En el caso del Ayuntamiento de Madrid, el intermediario, o uno de ellos, fue un tal Carlos Martínez-Almeida Morales, primo de su primo. Como tal, y para medir científicamente la relación entre vendedor y comprador, diremos que compartían alrededor de un 12,5% de su ADN. Aunque el asunto de la compra de mascarillas municipales está todavía sub iudice, sabemos dos cosas: una, que el PP no pidió la dimisión de Martínez Almeida, el primo que es alcalde, no el otro y, dos, que el PP obtuvo mayoría absoluta en las siguientes elecciones. Como en el caso de la Comunidad.

 

Pero Koldo García no compartía ninguna proporción de ADN con José Luis Ábalos. Ni era hermano, ni primo, ni nada, solo era un colaborador de confianza. De mucha confianza, aunque sin ningún grado de parentesco. Pero había, y hay, una diferencia mucho más importante: José Luis Ábalos no era del PP, sino del PSOE. Esto no debería significar nada del tipo de "la superioridad moral de la izquierda" o cosas así. No, es mucho más simple: el electorado socialista tiene una sensibilidad distinta sobre la corrupción que el electorado de derechas y a nadie en su sano juicio se le podría ocurrir que, si se volviera a presentar José Luis Ábalos a unas elecciones, obtendría una mayoría absoluta del electorado. Si no, todo lo contrario.

 

 Y, por eso, José Luis Ábalos debía ser separado del PSOE, precisamente porque militaba en ese partido y no en el PP. En este último caso, probablemente seguiría siendo diputado de su partido y tendría la esperanza de ganar unas próximas elecciones por mayoría absoluta. Pero en el PSOE, como acabamos de ver, no. Incluso hay, dentro de ese partido, quien critica el que no se le hubiera expulsado antes del momento en que se ha hecho.

 

 Y, ahora, veremos al PP, como ese gallo de Morón que cacareaba mientras estaba sin plumas, pedir la dimisión de todo bicho viviente hasta alcanzar el programa máximo de ese partido, echar a Sánchez de la Moncloa.

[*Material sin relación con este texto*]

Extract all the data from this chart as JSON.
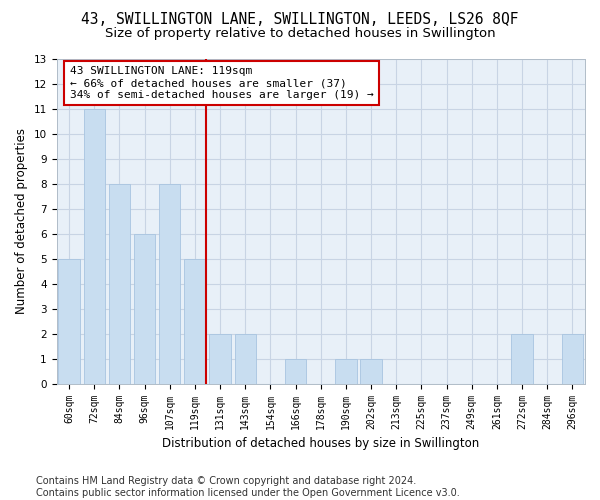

Es lo que quieren decir cuando avisan de que "llegarán hasta el final". Al tiempo que acusan a Sánchez de que “sabía lo de Koldo y lo ocultó”. Pablo Casado, en cambio, también sabía lo de Tomás Díaz Ayuso y no lo ocultó. Claro que, en mala hora, estará pensando Pablo Casado.

 

 Y poco me extrañaría que los principales solistas de ese coro popular sean Díaz Ayuso y Martínez Almeida, hermana y primo, respectivamente, de esos otros koldos anteriores.